As campeãs são ''Are Baba'' e ''Atchatchatcha''. Para tirar sarro, há quem chame o colega de ''dalit'' ou ''intocável'', palavra que designa a casta mais pobre e renegada da Índia. Em casa, tem gente apelidando o pai de ''baldi'', para fazer um mimo.
''Assim como fiz em outras novelas, os diálogos do núcleo da Índia estão salpicados de palavras e expressões em hindi. Elas têm a função de emprestar à cena o sabor da cultura indiana'', diz Gloria Perez, para quem o público ''elege algumas para usar ao longo da história.'' Vale lembrar que, em 2002, ela fez da interjeição muçulmana ''Inshalá'', de ''O Clone'', uma mania nacional.

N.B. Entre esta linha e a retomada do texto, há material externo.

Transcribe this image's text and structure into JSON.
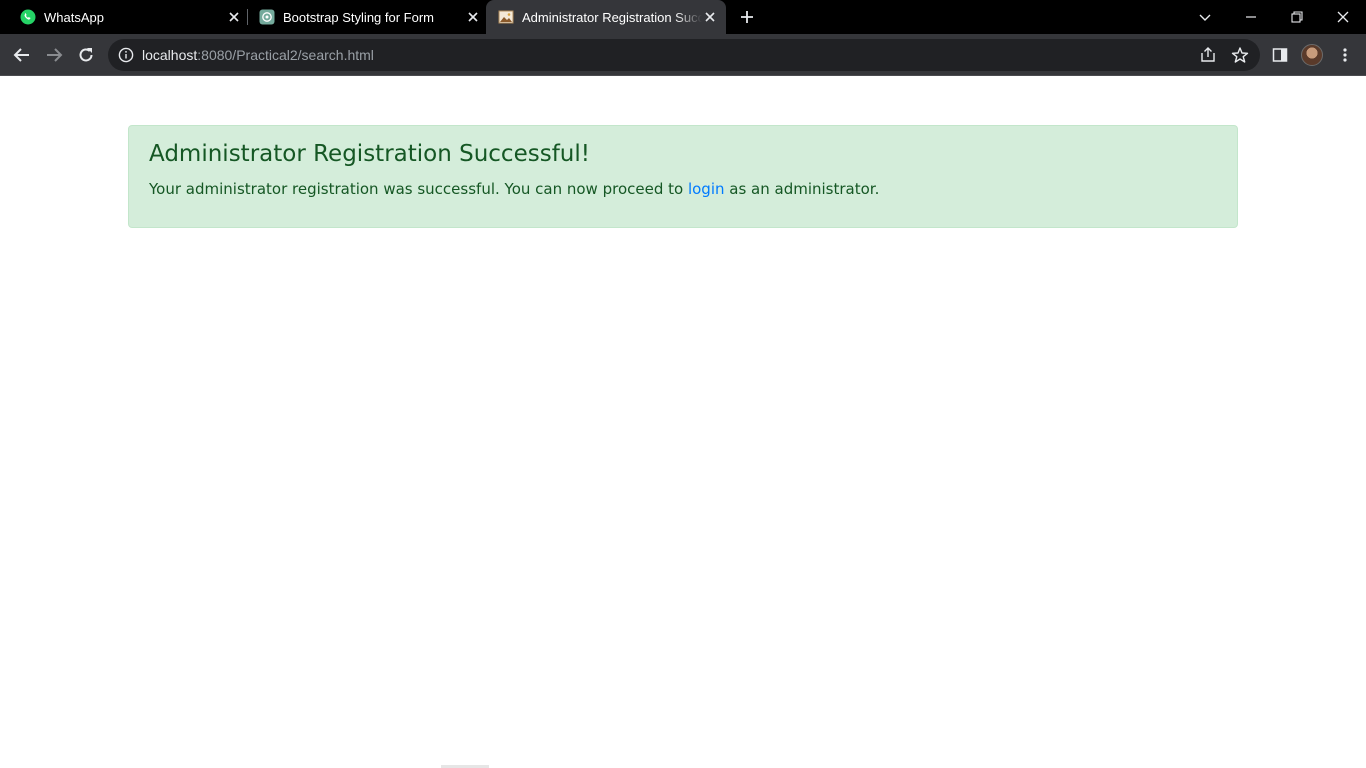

''Esses bordões e expressões aumentam a ligação afetiva da novela com o público'', afirma Mauro Alencar, doutor em teledramaturgia pela USP. Consultor da Globo e estudioso, ele costuma observar a reação do telespectador. ''Percebo isso nitidamente na padaria em que tomo meu café da manhã em São Paulo. Os atendentes já estão ligados na magia e nas expressões de ''Caminho das Índias'''. De acordo com ele, a assimilação tem ligação ''com a naturalidade'' com que as palavras são inseridas nos diálogos, algo de que o pesquisador de novelas Claudino Mayer discorda. ''Não acho que as frases em outro idioma estejam bem explicadas na trama. Algumas palavras pegam pela sonoridade e pela repetição'', diz. ''Além disso, para o povo brasileiro, falar uma outra língua pressupõe ser culto e elitizado.''
Talvez seja por isso que, nas ruas, padarias, botequins, salões de beleza e festas familiares, as pessoas já estejam começando a comentar e reproduzir as falas usadas por personagens como os de Juliana Paes, Tony Ramos, Eliane Giardini, Osmar Prado, Laura Cardoso e Mara Manzan - alguns dos nomes fortes do núcleo estrangeiro. ''Quando não estamos em cena, nos pegamos brincando uns com os outros e falando ''Are Baba''', diz, às gargalhadas, Mara Manzan. ''Até os câmeras já usam expressões indianas.''
Para a autora da trama, a razão do sucesso está não só no trabalho da equipe de ''Caminho'', como na simplificação de alguns termos. ''Tive de escolher palavras fáceis de pronunciar e, mesmo assim, abrasileirando-as. Muitos dos sons do hindi são impossíveis para nós. Eles têm uma variedade muito maior. São 11 vogais, por exemplo. Aqui temos só cinco'', observa Glória.